Assumer la mise à mort
Quelles images publier pour rendre compte de la vie dans un abattoir ? Jusqu’à la veille du bouclage de notre 25° numéro, nous avons hésité. Nous en avons débattu avec Gaëlle Henkens, photo-journaliste qui a couvert ce sujet. Finalement, nous en avons choisi trois, allant de l’évocation symbolique à la réalité la plus crue.
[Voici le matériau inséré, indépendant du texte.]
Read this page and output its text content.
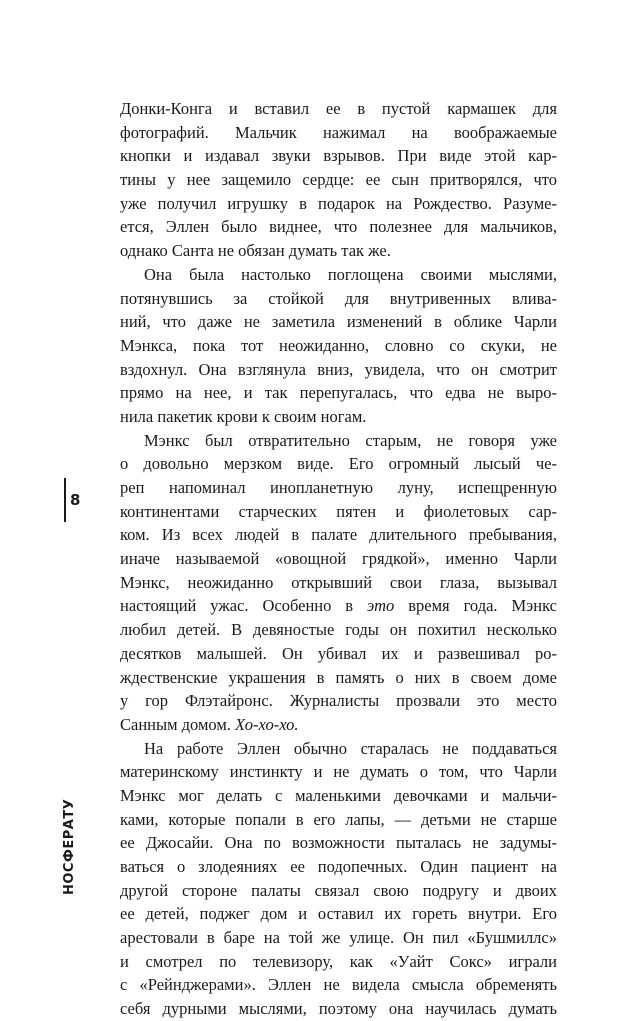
8
НОСФЕРАТУ
Донки-Конга и вставил ее в пустой кармашек для
фотографий. Мальчик нажимал на воображаемые
кнопки и издавал звуки взрывов. При виде этой кар-
тины у нее защемило сердце: ее сын притворялся, что
уже получил игрушку в подарок на Рождество. Разуме-
ется, Эллен было виднее, что полезнее для мальчиков,
однако Санта не обязан думать так же.
Она была настолько поглощена своими мыслями,
потянувшись за стойкой для внутривенных влива-
ний, что даже не заметила изменений в облике Чарли
Мэнкса, пока тот неожиданно, словно со скуки, не
вздохнул. Она взглянула вниз, увидела, что он смотрит
прямо на нее, и так перепугалась, что едва не выро-
нила пакетик крови к своим ногам.
Мэнкс был отвратительно старым, не говоря уже
о довольно мерзком виде. Его огромный лысый че-
реп напоминал инопланетную луну, испещренную
континентами старческих пятен и фиолетовых сар-
ком. Из всех людей в палате длительного пребывания,
иначе называемой «овощной грядкой», именно Чарли
Мэнкс, неожиданно открывший свои глаза, вызывал
настоящий ужас. Особенно в это время года. Мэнкс
любил детей. В девяностые годы он похитил несколько
десятков малышей. Он убивал их и развешивал ро-
ждественские украшения в память о них в своем доме
у гор Флэтайронс. Журналисты прозвали это место
Санным домом. Хо-хо-хо.
На работе Эллен обычно старалась не поддаваться
материнскому инстинкту и не думать о том, что Чарли
Мэнкс мог делать с маленькими девочками и мальчи-
ками, которые попали в его лапы, — детьми не старше
ее Джосайи. Она по возможности пыталась не задумы-
ваться о злодеяниях ее подопечных. Один пациент на
другой стороне палаты связал свою подругу и двоих
ее детей, поджег дом и оставил их гореть внутри. Его
арестовали в баре на той же улице. Он пил «Бушмиллс»
и смотрел по телевизору, как «Уайт Сокс» играли
с «Рейнджерами». Эллен не видела смысла обременять
себя дурными мыслями, поэтому она научилась думать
Ce choix éditorial invite à regarder, sans détour, ce que l’industrie agroalimentaire s’efforce de tenir hors champ : manger de la viande implique qu’un animal soit mis à mort.
Au cœur de ce numéro, vous pourrez donc lire le récit d’une journée avec un homme dont le métier — égorgeur — demeure invisible. Un mot qui suscite une réaction viscérale, tant il renvoie à la violence, au terrorisme. Mais il désigne aussi, depuis toujours, une manière de tuer des animaux destinés à l’alimentation humaine.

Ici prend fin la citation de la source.